Küreselleşme ve Türkiye
Stratejik, coğrafi ve jeopolitik öneme haiz bir ülke olmamız yanında, tarihi misyonumuz, sahip olduğumuz yeraltı ve yerüstü kaynakları ve doğal zenginlikler artı topraklarımızın farklı inançlar açısından ifade ettiği mana sebebiyle ülkemiz küresel oyunların hemen her türlüsüne sahne olmaktadır. Uluslararası para spekülatörleriyle ortak çalışan IMF dış kredilerle elimizi kolumuzu bağlayıp, işimizi bitirmenin peşindeyken, AB de bizi arasına alma vaadiyle açıkça bölüp parçalamaya çalışmaktadır.
Orduyu ve devleti küçültmemiz, Güneydoğu'dan, Kıbrıs'tan, Ege'den vazgeçmemiz, stratejik kurumları satışa çıkarmamız, her sahada dışarıya "tam bağımlı" bir hale gelmemiz... küresel dünyada bize biçilen rol, 1919'un şartlarıyla tam bir paralellik arz ediyor.
Bu karamsar tablo içerisinde Prof. Dr. Haydar Baş Bey'in ortaya koyduğu milli model bir kurtuluş reçetesidir. Bu modelde; ekonomi, tarım, sanayi, hukuk vs. her alanda tam bağımsız olmak ve tamamen kendi insanımızın emeğini devreye koyarak kalkınmak esastır. Bu görüşler aynı zamanda dünya çapında ödül almış fikirlerdir.

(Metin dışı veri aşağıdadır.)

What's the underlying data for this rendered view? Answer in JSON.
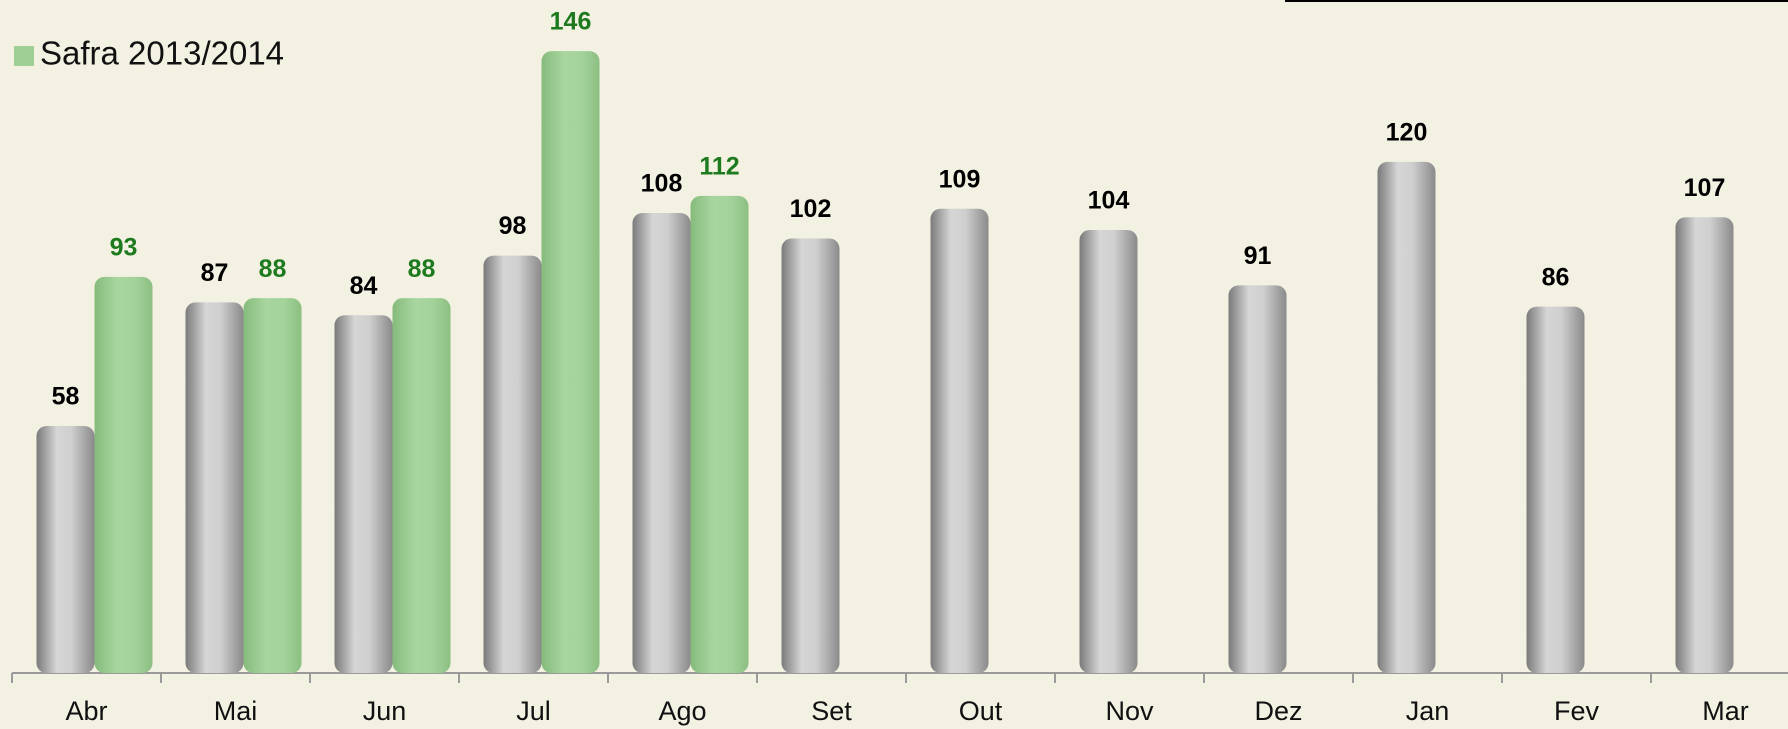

Küresel ölçülerin hakim olduğu bir dünyada bundan farklı bir kalkınma modeliyle başarıya ulaşmak da mümkün değildir.
Milli Ekonomi modelinde maksat ülkemizin kalkınması ve ekonomik bağımsızlığıdır. Türkiye her türlü mal ve hizmet üretme gücüne sahip olmalı, iç ve dış ödemeleri borçlanmadan temin edebilmelidir.

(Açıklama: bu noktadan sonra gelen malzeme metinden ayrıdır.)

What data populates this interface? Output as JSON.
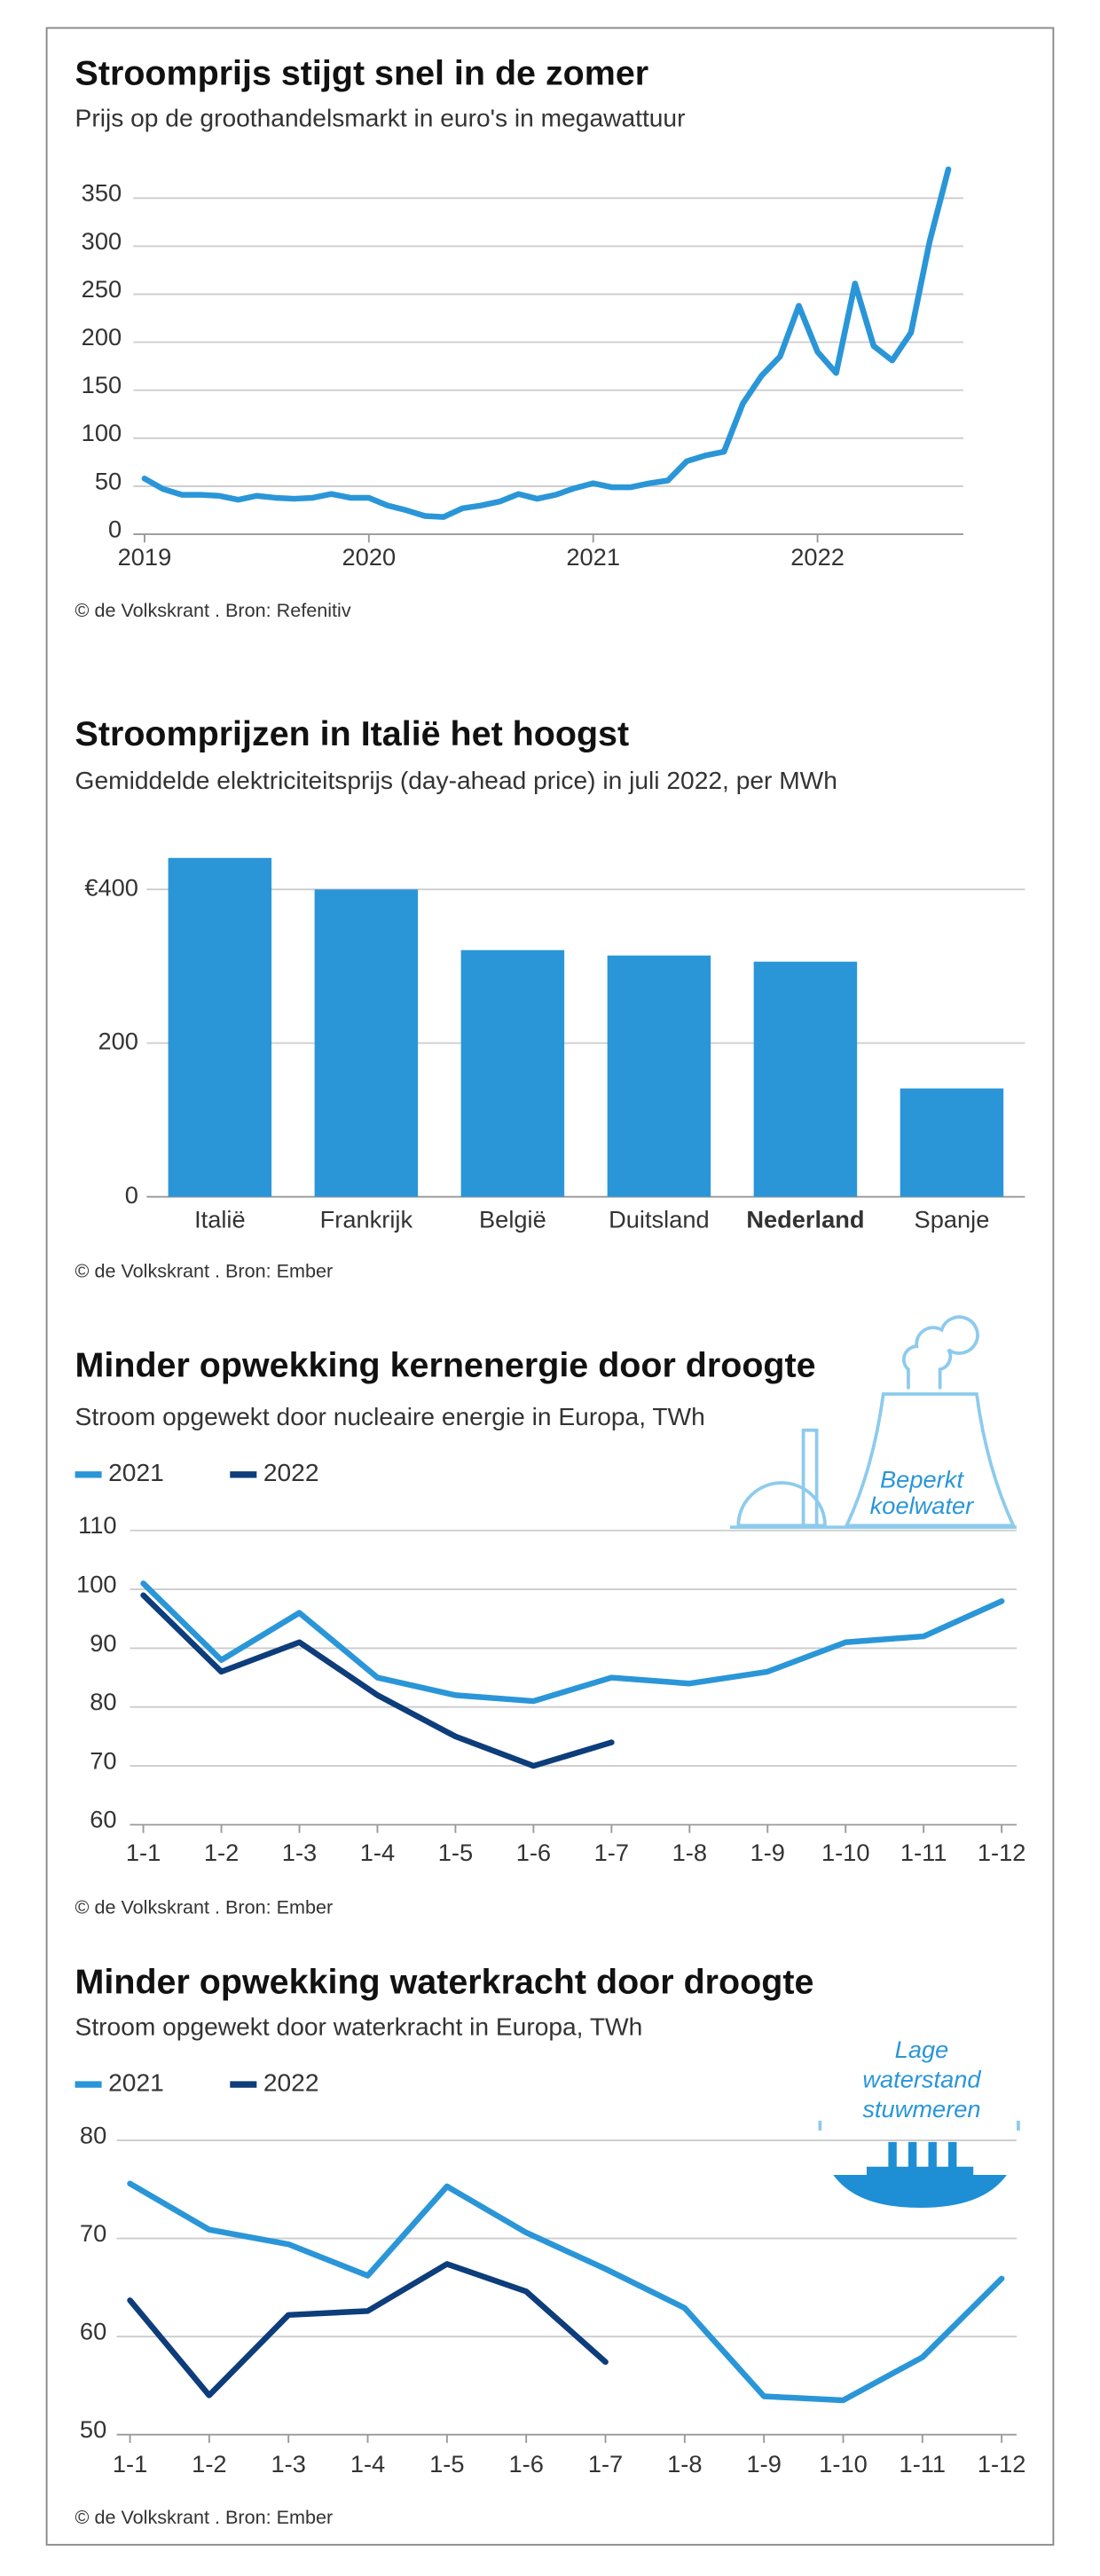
{
  "chart_data": [
    {
      "type": "line",
      "title": "Stroomprijs stijgt snel in de zomer",
      "subtitle": "Prijs op de groothandelsmarkt in euro's in megawattuur",
      "source": "© de Volkskrant  .  Bron:  Refenitiv",
      "x": [
        2019,
        2019.083,
        2019.167,
        2019.25,
        2019.333,
        2019.417,
        2019.5,
        2019.583,
        2019.667,
        2019.75,
        2019.833,
        2019.917,
        2020,
        2020.083,
        2020.167,
        2020.25,
        2020.333,
        2020.417,
        2020.5,
        2020.583,
        2020.667,
        2020.75,
        2020.833,
        2020.917,
        2021,
        2021.083,
        2021.167,
        2021.25,
        2021.333,
        2021.417,
        2021.5,
        2021.583,
        2021.667,
        2021.75,
        2021.833,
        2021.917,
        2022,
        2022.083,
        2022.167,
        2022.25,
        2022.333,
        2022.417,
        2022.5,
        2022.583
      ],
      "series": [
        {
          "name": "Prijs",
          "color": "#2a96d8",
          "values": [
            58,
            47,
            41,
            41,
            40,
            36,
            40,
            38,
            37,
            38,
            42,
            38,
            38,
            30,
            25,
            19,
            18,
            27,
            30,
            34,
            42,
            37,
            41,
            48,
            53,
            49,
            49,
            53,
            56,
            76,
            82,
            86,
            136,
            165,
            185,
            238,
            190,
            168,
            261,
            196,
            181,
            210,
            305,
            380
          ]
        }
      ],
      "xlim": [
        2018.95,
        2022.65
      ],
      "xticks": [
        2019,
        2020,
        2021,
        2022
      ],
      "ylim": [
        0,
        380
      ],
      "yticks": [
        0,
        50,
        100,
        150,
        200,
        250,
        300,
        350
      ],
      "grid": true
    },
    {
      "type": "bar",
      "title": "Stroomprijzen in Italië het hoogst",
      "subtitle": "Gemiddelde elektriciteitsprijs (day-ahead price) in juli 2022, per MWh",
      "source": "© de Volkskrant  .  Bron:  Ember",
      "categories": [
        "Italië",
        "Frankrijk",
        "België",
        "Duitsland",
        "Nederland",
        "Spanje"
      ],
      "bold_category": "Nederland",
      "values": [
        441,
        400,
        321,
        314,
        306,
        141
      ],
      "color": "#2a96d8",
      "ylim": [
        0,
        460
      ],
      "yticks": [
        0,
        200,
        {
          "value": 400,
          "label": "€400"
        }
      ],
      "grid": true
    },
    {
      "type": "line",
      "title": "Minder opwekking kernenergie door droogte",
      "subtitle": "Stroom opgewekt door nucleaire energie in Europa, TWh",
      "source": "© de Volkskrant  .  Bron:  Ember",
      "annotation": [
        "Beperkt",
        "koelwater"
      ],
      "categories": [
        "1-1",
        "1-2",
        "1-3",
        "1-4",
        "1-5",
        "1-6",
        "1-7",
        "1-8",
        "1-9",
        "1-10",
        "1-11",
        "1-12"
      ],
      "series": [
        {
          "name": "2021",
          "color": "#2a96d8",
          "values": [
            101,
            88,
            96,
            85,
            82,
            81,
            85,
            84,
            86,
            91,
            92,
            98
          ]
        },
        {
          "name": "2022",
          "color": "#0d3d7a",
          "values": [
            99,
            86,
            91,
            82,
            75,
            70,
            74,
            null,
            null,
            null,
            null,
            null
          ]
        }
      ],
      "ylim": [
        60,
        110
      ],
      "yticks": [
        60,
        70,
        80,
        90,
        100,
        110
      ],
      "grid": true
    },
    {
      "type": "line",
      "title": "Minder opwekking waterkracht door droogte",
      "subtitle": "Stroom opgewekt door waterkracht in Europa, TWh",
      "source": "© de Volkskrant  .  Bron:  Ember",
      "annotation": [
        "Lage",
        "waterstand",
        "stuwmeren"
      ],
      "categories": [
        "1-1",
        "1-2",
        "1-3",
        "1-4",
        "1-5",
        "1-6",
        "1-7",
        "1-8",
        "1-9",
        "1-10",
        "1-11",
        "1-12"
      ],
      "series": [
        {
          "name": "2021",
          "color": "#2a96d8",
          "values": [
            75.6,
            70.9,
            69.4,
            66.2,
            75.3,
            70.6,
            66.9,
            62.9,
            53.9,
            53.5,
            57.9,
            65.9
          ]
        },
        {
          "name": "2022",
          "color": "#0d3d7a",
          "values": [
            63.7,
            54,
            62.2,
            62.6,
            67.4,
            64.6,
            57.4,
            null,
            null,
            null,
            null,
            null
          ]
        }
      ],
      "ylim": [
        50,
        80
      ],
      "yticks": [
        50,
        60,
        70,
        80
      ],
      "grid": true
    }
  ]
}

Milli ekonomi modelinin esasları
1. Uluslararası sermayenin yürüttüğü ekonomik savaştan dolayı ülkemizde reel sektör büyük yatırım ve organizasyonları gerçekleştirecek projeleri hayata geçirmekten uzaklaşmıştır.
2. Bu noktada devlet yeni ürünler geliştiren, yeni pazarlar bulan, yeni teknik ve yöntemlerin uygulandığı ve büyük sermaye yatırımlarının gerektiği alanlara girip, mamul ve yarı mamul üreterek reel sektöre öncülük yapmalı, uzun vadede üretimimiz ve istikrarın sağlanması için stratejik malların üretimi garanti altına alınmalıdır (Yani devlet güçlü olmalıdır).

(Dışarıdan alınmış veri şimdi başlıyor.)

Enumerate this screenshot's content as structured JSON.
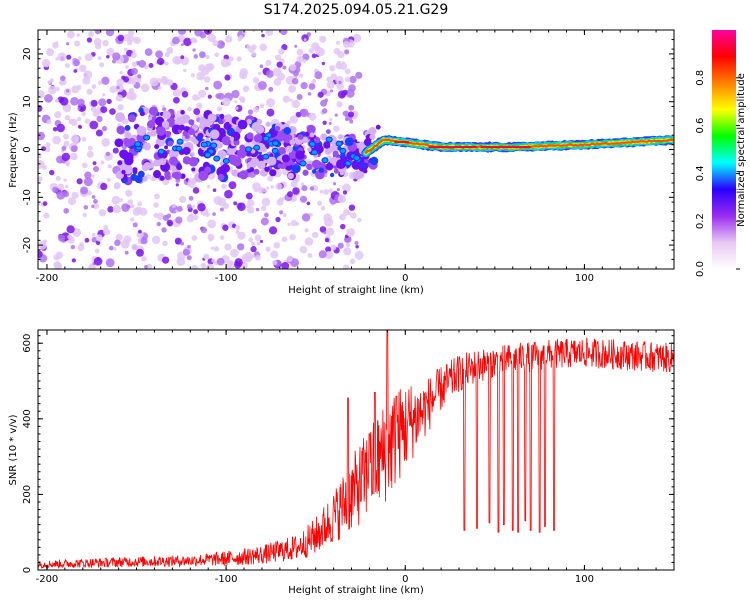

3. Reel sektör faaliyet dışı gelirlerle değil üretimle para kazanmaya yönlendirilmelidir.
4. Üreticinin sıfır maliyetle sermaye elde edebilmesi için, emisyonun genişletilmesi ve faiz giderlerinin kaldırılmasıyla elde edilecek kaynak proje mukabili müteşebbise verilmelidir.
5. Sigorta, vergi ve enerji gelirleri aşağıya çekilerek maliyetlerin düşürülmesi temin edilmeli, bu sayede halkımıza dış piyasa koşullarında rekabet edebilecek mal sağlanmış olacaktır.
6. Yerli üretim ithal mallar karşısında korunmalıdır. (ABD ve Avrupa ülkelerinin, kendi üreticilerini ve piyasalarını korumak için akıl almaz gümrük ve kota uygulamalarına devam ederken, bize tam zıddını tavsiye ettikleri malumdur).
7. Dışarıya satılan hammadde ve yarı mamullerin değer katılarak mamul haline geldikten sonra ihraç edilmesi sağlanmalıdır.
8. Yapılacak yatırımlar ekonomik açıdan öncelikli sektörlere dağıtılarak verimlilik yakalanmalı ve yatırım hacmi ile daha yüksek bir büyüme hızı elde edilmelidir.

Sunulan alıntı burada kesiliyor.